Fortunately many indie retailers are becoming experts at fighting back against stores like Home Depot and Walmart (WMT), mostly through community-wide “Buy Local” campaigns.
The micro-movements, which started in the late '90s, allow small retailers to pool resources and save on advertising and other costs, and arrange events like Shop Local weeks.
As BusinessWeek reported last year, a national survey by the nonprofit Institute for Local Self-Reliance showed that independent retailers in cities with buy-local networks saw 2008 holiday sales fall 3.2% versus 2007, while those in cities without such associations saw a more substantial drop of 5.6%.
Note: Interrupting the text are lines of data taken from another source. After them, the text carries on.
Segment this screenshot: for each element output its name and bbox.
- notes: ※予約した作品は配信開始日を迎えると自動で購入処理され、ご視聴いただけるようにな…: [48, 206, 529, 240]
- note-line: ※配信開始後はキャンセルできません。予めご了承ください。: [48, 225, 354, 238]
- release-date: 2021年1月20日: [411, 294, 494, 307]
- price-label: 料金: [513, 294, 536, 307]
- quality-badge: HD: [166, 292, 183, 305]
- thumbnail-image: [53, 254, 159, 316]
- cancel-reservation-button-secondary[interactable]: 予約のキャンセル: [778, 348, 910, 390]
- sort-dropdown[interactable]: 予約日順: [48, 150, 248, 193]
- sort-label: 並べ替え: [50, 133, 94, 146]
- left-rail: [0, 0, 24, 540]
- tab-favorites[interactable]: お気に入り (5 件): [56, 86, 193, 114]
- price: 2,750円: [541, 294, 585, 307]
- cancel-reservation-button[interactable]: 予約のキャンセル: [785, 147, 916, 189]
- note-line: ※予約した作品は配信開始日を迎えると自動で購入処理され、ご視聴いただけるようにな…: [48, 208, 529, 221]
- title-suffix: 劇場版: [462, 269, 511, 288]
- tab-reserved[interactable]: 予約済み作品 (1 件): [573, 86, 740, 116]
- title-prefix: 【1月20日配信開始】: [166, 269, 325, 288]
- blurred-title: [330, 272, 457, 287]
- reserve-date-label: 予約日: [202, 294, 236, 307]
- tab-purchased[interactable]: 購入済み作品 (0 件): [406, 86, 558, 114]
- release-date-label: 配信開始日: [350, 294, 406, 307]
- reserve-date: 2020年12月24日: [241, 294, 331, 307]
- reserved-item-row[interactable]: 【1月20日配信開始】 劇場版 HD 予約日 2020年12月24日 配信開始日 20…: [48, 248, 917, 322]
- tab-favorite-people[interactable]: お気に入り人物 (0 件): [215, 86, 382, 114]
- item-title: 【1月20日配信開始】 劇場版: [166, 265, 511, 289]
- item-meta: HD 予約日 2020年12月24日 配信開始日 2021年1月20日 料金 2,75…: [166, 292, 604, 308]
Store owners in towns about to face a box-complex invasion can also turn to a new Big Box Tool Kit to help ward off the threat to their businesses. Created by ILSR, the kit explains how to use municipal zoning laws, traffic regulations, and community organizing techniques to block mega store bids.
But most family-run stores that have remained open this long have already learned how to make their shops indispensable. They've leveraged the asset that continues to elude big box managers: personalized, shoulder-to-lean-on customer service.
Here’s where the “Mr. C.” we knew would have an edge.
With the quiet authority he used to lay down the law for his teenage children, not to mention the rebel motorcyclist who rented a space above his garage, Cunningham was just the type of tools-smart proxy-parent one would want to have handy in the middle of a minor household emergency.
And as a New York Times columnist once observed, “In hardware as in health, the right advice at the right moment can save us from something much worse.”